7. You have realistic expectations.
When I was in Catholic circles in high school and college, I used to hear all the time, “I’m looking for my St. Joseph” or “I want to find a girl that will inspire me with the virtue of Mary.” This is a dangerous mentality for Catholics discerning marriage.
The fact of the matter is that we are perfected in and through our vocations, not before we enter into them. The vow of marriage is meant to turn us into saints, so how can we expect to meet one before we are married? Most likely you know that you don’t have the virtue of St. Joseph or the Blessed Mother, so it doesn’t make much sense to expect that from your significant other.
Mistakes will be made, and feelings will be hurt. The Church knows this, and that is why there are significant marital graces that flow through the sacrament of Matrimony to aid couples in their journey to holiness. In the meantime, it is healthy to have realistic expectations and not hold onto those wounds from the past. Be merciful as your Father in heaven is merciful (see Luke 6:36), and learn how to forgive. While it is healthy to want the best for your partner regarding virtue and goodness, it is just as important to forgive when he or she misses the mark.
8. You listen to your family.
In his Letter to Families, St. John Paul II called on couples to be actively involved in the marriage discernment of their children. While not every family lives up to this ideal, parents often know you better than you know yourself.
Parents have also been married for a while and know a thing or two about what works and what doesn’t. Even divorced parents, if they are able to resolve or separate their own wounded feelings regarding love, can offer personally tailored and critical insights regarding your relationship. At the end of the day you are responsible for discerning God’s will in the depths of your own heart, and sometimes this means making choices that your extended family doesn’t support. As God created the family to exist, however, parents should have an active role in the process. In most cases, a healthy relationship is one that a family supports.
For married couples, parents or in-laws can sometimes be a surprising source of wisdom and support. While normal day-to-day interactions might include all the normal tensions of intersecting family dynamics, I have had more than a few couples tell me stories of being pleasantly surprised when sharing deeper struggles with parents or in-laws.
9. You are able to support each other during tough times, but you also know when you need outside help.

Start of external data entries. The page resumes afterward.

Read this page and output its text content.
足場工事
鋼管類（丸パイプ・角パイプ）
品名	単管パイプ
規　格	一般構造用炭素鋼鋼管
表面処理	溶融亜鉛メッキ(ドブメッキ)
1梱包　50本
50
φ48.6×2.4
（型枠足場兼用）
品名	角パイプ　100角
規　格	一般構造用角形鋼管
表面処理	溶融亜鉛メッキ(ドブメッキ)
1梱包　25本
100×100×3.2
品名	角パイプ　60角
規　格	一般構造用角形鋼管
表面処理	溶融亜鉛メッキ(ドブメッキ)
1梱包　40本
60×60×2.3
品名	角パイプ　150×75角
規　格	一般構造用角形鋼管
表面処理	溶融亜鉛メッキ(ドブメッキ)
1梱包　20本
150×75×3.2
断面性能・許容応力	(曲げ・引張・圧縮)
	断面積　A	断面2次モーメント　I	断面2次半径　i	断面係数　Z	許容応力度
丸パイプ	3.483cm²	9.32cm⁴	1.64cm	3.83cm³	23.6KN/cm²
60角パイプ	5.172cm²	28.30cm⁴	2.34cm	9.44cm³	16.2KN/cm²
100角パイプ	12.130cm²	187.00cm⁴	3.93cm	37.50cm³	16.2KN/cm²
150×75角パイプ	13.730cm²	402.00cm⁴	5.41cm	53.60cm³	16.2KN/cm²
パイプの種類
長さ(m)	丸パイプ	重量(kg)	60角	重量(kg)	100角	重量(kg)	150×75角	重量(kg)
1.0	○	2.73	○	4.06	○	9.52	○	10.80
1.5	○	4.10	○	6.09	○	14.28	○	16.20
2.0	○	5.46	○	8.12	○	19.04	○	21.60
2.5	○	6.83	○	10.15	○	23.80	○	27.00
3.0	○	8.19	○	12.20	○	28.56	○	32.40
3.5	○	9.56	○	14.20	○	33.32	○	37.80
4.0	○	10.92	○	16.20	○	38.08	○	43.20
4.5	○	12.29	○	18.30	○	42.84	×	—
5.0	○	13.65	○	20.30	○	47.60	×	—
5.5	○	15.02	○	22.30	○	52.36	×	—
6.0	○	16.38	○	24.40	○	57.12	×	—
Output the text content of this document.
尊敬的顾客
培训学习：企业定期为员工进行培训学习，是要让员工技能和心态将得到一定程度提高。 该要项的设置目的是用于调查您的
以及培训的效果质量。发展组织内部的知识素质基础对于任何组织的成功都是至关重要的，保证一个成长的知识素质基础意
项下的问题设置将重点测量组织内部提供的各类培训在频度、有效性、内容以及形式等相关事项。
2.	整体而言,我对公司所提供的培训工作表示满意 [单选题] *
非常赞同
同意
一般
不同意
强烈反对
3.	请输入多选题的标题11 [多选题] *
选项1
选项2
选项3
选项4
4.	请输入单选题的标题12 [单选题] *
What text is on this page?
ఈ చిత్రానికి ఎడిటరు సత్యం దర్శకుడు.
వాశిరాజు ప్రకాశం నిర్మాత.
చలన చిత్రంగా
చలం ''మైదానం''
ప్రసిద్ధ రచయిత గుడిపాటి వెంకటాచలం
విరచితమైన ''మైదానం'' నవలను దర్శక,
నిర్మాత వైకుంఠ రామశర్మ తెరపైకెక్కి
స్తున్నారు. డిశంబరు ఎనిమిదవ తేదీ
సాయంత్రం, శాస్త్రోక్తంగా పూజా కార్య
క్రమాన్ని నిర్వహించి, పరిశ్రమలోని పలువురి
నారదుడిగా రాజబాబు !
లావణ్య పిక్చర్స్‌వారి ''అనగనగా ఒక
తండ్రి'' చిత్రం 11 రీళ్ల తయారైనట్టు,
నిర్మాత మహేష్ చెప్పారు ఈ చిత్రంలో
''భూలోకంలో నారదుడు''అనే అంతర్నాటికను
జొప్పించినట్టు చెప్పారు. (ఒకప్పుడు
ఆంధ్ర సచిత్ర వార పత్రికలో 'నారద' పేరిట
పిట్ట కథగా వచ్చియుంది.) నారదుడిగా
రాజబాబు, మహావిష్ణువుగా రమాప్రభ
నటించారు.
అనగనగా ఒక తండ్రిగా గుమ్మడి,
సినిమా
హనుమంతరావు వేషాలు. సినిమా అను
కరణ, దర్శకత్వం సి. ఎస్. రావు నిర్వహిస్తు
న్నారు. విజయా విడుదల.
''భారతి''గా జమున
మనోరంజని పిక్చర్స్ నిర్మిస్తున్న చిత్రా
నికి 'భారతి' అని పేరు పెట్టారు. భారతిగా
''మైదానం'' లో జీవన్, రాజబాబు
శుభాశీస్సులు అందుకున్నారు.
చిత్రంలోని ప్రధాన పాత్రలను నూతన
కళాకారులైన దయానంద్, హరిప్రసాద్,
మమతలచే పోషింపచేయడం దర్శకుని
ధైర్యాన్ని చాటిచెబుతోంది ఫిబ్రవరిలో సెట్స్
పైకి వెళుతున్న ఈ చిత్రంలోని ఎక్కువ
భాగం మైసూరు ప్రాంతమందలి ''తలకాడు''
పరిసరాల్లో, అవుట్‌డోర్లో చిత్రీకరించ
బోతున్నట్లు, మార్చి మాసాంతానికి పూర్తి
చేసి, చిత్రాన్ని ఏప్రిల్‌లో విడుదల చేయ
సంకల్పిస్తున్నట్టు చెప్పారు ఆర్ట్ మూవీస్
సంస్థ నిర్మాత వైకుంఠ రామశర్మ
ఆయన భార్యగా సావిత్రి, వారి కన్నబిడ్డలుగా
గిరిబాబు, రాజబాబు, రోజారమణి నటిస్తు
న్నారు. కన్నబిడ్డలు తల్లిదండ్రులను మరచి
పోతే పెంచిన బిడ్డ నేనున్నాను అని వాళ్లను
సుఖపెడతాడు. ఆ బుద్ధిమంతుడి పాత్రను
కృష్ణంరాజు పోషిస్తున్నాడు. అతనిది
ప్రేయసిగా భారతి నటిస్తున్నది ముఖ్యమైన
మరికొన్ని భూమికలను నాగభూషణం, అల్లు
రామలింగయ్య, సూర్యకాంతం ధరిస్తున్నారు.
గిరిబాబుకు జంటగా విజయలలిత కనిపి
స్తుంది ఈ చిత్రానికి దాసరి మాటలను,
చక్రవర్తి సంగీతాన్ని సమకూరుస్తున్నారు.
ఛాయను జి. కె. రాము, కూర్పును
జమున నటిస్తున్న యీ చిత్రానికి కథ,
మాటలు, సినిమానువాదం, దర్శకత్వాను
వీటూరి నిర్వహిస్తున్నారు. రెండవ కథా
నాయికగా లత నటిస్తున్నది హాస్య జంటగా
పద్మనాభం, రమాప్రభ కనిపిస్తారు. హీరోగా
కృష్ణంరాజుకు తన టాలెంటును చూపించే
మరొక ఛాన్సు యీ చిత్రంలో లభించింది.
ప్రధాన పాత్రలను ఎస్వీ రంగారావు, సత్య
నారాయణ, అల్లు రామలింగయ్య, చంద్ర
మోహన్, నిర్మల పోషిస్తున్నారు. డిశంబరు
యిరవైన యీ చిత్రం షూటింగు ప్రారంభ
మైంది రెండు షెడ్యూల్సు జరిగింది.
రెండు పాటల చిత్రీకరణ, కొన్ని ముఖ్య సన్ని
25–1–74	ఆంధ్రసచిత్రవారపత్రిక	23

These points might reveal flaws in your relationship. An unhealthy relationship doesn’t necessarily mean it should end. When there is a vow made, it certainly can’t end. We will be working through our weaknesses for the rest of our lives, so there are sure to be times that we are unhealthy toward our partner and times when he or she is unhealthy toward us. It is good to know that at times it is OK to ask for help.
You can go to your family, trusted friends, a spiritual director, or even a therapist to get through tougher issues. Sometimes when dating there is the unfortunate realization that a relationship just isn’t going to work between two people. Sometimes in marriage there is the realization that marriage counseling is necessary to grow. Underlying all of these points of a healthy relationship is a humility that allows a couple to know when to support each other internally and when to step outside the relationship for help.